FBI Director Kash Patel has submitted extensive declassified documents to Congress concerning the bureau’s ‘Crossfire Hurricane’ investigation, which focused on unfounded claims of collusion between Trump and Russia, following an executive order from President Donald Trump that mandated their declassification. Nearly 700 pages of these documents, titled the ‘Crossfire Hurricane Redacted Binder’ and dated April 9, 2025, have also been exclusively acquired by Just the News. This action by Trump and Patel is linked to a March executive order aimed at finalizing the declassification of records associated with the FBI’s Trump-Russia investigation—an initiative that had been obstructed by Trump’s own Justice Department in January 2021 during the concluding days of his first term.

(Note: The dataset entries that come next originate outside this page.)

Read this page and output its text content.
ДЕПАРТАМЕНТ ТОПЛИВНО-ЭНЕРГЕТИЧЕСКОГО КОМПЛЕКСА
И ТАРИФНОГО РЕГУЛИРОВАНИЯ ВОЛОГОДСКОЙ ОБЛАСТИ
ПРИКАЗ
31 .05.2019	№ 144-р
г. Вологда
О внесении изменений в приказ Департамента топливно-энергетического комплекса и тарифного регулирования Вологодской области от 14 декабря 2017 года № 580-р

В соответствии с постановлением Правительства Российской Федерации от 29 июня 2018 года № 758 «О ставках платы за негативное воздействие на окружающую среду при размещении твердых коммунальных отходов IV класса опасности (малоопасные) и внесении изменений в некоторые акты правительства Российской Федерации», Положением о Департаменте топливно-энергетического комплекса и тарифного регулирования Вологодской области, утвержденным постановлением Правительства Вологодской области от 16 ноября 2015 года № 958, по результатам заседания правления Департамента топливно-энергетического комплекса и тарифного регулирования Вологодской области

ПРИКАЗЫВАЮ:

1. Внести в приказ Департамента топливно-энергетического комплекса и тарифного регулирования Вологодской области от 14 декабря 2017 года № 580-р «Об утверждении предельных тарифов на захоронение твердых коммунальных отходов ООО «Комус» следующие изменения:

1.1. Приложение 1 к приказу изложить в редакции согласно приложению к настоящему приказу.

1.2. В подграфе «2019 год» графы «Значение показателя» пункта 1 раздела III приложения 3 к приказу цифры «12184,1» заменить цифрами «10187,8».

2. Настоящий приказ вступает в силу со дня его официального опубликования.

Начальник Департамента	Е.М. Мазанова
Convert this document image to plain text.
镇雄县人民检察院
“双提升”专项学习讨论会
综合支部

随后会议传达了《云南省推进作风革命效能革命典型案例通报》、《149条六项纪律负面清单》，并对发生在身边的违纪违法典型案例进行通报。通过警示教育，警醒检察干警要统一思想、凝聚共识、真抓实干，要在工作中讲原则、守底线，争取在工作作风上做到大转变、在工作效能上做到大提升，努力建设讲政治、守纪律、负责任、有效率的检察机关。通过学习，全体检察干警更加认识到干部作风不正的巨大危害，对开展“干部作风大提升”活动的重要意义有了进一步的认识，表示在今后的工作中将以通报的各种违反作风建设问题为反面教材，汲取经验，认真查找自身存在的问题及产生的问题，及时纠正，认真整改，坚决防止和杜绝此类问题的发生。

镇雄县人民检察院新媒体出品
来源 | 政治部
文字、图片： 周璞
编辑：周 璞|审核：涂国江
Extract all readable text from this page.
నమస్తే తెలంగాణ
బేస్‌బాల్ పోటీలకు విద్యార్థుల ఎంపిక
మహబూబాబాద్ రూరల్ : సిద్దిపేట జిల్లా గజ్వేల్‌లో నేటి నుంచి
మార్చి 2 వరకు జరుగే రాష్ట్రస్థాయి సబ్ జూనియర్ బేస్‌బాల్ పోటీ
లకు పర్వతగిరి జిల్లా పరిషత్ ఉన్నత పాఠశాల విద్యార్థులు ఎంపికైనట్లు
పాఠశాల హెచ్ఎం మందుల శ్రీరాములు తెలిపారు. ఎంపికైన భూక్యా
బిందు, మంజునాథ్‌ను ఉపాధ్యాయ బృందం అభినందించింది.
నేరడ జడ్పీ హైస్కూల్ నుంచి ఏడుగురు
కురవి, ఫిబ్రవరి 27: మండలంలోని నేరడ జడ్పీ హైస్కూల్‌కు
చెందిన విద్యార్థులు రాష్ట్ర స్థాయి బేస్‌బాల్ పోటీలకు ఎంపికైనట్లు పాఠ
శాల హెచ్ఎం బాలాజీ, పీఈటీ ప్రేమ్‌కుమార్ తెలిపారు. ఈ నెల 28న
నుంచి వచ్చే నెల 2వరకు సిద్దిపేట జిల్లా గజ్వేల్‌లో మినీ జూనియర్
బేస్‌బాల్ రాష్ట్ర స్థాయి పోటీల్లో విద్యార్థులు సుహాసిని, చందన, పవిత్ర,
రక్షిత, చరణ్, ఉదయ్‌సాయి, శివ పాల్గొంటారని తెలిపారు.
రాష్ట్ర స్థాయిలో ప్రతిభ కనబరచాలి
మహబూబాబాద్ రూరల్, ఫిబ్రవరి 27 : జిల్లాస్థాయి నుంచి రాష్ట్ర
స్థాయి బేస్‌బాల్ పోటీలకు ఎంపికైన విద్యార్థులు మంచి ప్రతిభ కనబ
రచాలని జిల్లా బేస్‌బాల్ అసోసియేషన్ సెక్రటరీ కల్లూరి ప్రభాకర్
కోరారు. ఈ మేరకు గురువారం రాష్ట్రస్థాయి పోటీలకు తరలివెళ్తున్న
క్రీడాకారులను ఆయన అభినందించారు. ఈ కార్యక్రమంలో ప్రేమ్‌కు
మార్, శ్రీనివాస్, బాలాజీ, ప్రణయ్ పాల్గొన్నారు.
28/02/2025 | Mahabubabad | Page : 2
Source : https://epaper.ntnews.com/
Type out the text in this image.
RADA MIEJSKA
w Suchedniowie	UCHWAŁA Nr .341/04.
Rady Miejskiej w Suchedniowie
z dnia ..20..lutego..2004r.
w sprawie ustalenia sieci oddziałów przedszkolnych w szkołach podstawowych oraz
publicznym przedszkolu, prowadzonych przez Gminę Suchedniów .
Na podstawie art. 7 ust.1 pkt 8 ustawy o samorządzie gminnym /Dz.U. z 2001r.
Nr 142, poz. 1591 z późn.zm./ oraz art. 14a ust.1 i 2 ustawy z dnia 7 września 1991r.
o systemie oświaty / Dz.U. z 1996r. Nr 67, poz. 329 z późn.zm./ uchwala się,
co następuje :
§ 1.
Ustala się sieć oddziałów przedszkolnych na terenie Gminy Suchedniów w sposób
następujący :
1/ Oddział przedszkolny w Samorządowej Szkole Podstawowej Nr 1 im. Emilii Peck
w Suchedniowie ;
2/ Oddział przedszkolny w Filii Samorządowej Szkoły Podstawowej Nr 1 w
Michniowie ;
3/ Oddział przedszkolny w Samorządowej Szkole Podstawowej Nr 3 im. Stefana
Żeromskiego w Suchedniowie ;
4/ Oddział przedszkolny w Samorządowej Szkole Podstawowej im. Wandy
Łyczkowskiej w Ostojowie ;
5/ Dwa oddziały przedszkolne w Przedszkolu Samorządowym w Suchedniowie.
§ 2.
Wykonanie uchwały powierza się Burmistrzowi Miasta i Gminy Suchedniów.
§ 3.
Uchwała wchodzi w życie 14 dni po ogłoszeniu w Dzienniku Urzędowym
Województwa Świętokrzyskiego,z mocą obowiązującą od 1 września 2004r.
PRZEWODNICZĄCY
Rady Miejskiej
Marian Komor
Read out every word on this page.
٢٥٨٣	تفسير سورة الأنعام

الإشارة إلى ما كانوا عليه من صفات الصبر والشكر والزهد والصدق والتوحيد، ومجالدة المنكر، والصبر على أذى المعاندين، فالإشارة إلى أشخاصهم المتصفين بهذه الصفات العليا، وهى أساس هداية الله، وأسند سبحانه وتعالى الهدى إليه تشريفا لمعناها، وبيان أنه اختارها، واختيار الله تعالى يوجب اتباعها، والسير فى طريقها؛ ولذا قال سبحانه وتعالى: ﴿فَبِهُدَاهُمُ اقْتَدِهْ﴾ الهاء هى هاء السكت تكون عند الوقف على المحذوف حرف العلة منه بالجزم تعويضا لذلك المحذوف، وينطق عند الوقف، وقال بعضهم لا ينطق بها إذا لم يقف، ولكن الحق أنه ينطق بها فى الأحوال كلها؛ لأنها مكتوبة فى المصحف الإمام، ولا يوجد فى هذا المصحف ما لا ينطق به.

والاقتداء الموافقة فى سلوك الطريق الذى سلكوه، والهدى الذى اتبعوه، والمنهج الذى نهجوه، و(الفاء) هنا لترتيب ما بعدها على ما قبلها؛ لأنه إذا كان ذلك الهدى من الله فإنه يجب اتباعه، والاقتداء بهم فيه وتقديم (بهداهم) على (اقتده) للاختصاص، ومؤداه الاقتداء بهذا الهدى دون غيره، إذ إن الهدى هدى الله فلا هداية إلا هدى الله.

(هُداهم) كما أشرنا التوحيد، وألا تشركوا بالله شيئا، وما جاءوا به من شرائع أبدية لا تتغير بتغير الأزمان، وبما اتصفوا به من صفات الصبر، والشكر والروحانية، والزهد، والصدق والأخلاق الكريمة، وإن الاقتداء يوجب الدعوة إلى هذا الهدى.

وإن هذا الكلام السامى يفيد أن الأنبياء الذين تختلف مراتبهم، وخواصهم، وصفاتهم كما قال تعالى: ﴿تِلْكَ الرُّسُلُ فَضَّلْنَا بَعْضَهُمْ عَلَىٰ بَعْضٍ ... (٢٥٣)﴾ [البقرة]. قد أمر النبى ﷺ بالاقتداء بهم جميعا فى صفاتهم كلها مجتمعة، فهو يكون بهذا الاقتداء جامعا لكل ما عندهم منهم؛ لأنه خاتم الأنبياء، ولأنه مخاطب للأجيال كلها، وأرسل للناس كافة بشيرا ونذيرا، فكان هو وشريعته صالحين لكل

This development follows four years of opposition from the Biden administration’s DOJ and FBI, under the leadership of former Attorney General Merrick Garland and ex-FBI Director Christopher Wray, who consistently declined to release the documents. The FBI’s Crossfire Hurricane investigation, which targeted both then-candidate and later President Trump in 2016 and beyond, was initiated based on unverified allegations of collusion with the Russian government. It was subsequently criticized as a politically motivated endeavor by certain factions within the intelligence and law enforcement sectors to undermine Trump’s presidency.
Trump’s March order, titled ‘Immediate Declassification of Materials Related to the Federal Bureau of Investigation’s Crossfire Hurricane Investigation,’ references his previous, unsuccessful attempt to declassify the same materials on his last full day in office during his first term. ‘I have determined that all of the materials referenced in the Presidential Memorandum of January 19, 2021 … are no longer classified,’ he stated while announcing the order. Trump’s January 2021 order mentioned a binder of materials related to the Crossfire Hurricane investigation, which he claimed was provided to the White House by the Justice Department at his request.In a memo dated 2021, Trump stated that he had decided to declassify the materials to the fullest extent possible. However, the FBI, led by Wray, indicated in mid-January 2021 that it had pinpointed specific passages that it deemed essential to withhold from public access. At that time, Trump expressed his willingness to accept the redactions suggested by the FBI for ongoing classification and instructed the Justice Department to declassify and release the remaining documents.
After Trump departed from the White House, the Justice Department obstructed his final request for declassification, thereby preventing the release of those documents. A memo from Mark Meadows, who was the White House Chief of Staff at the time, was sent on the morning of January 20, 2021, stating that the Justice Department was required to publish the binder of declassified documents concerning the flawed Trump-Russia investigation, contingent upon a Privacy Act review. Nevertheless, the DOJ under Garland and the FBI under Wray did not disclose the records, despite Trump’s declassification directive and Meadows’ last-minute instruction.
A two-year investigation conducted by Special Counsel Robert Mueller from the Justice Department found no evidence of criminal collusion between Trump and Russia. Furthermore, DOJ Inspector General Michael Horowitz highlighted significant shortcomings in the FBI’s investigation, particularly its dependence on a dossier that he characterized as having a ‘central and essential’ role in the politically motivated surveillance of former Trump campaign aide Carter Page. This dossier was created by Christopher Steele, a former British intelligence officer, who was commissioned by the opposition research firm Fusion GPS, which had been hired by Hillary Clinton’s 2016 campaign through attorney Marc Elias of Perkins Coie.
A subsequent report by Special Counsel John Durham concluded that neither U.S. law enforcement nor the Intelligence Community appeared to have any concrete evidence of collusion in their records.Durham stated that the FBI overlooked the reality that investigators were unable to substantiate any significant claims made in the Steele dossier at any point before, during, or after the Crossfire Hurricane investigation. Nevertheless, notable Democrats, including current Senator Adam Schiff from California, persisted in disseminating these unfounded allegations through the media.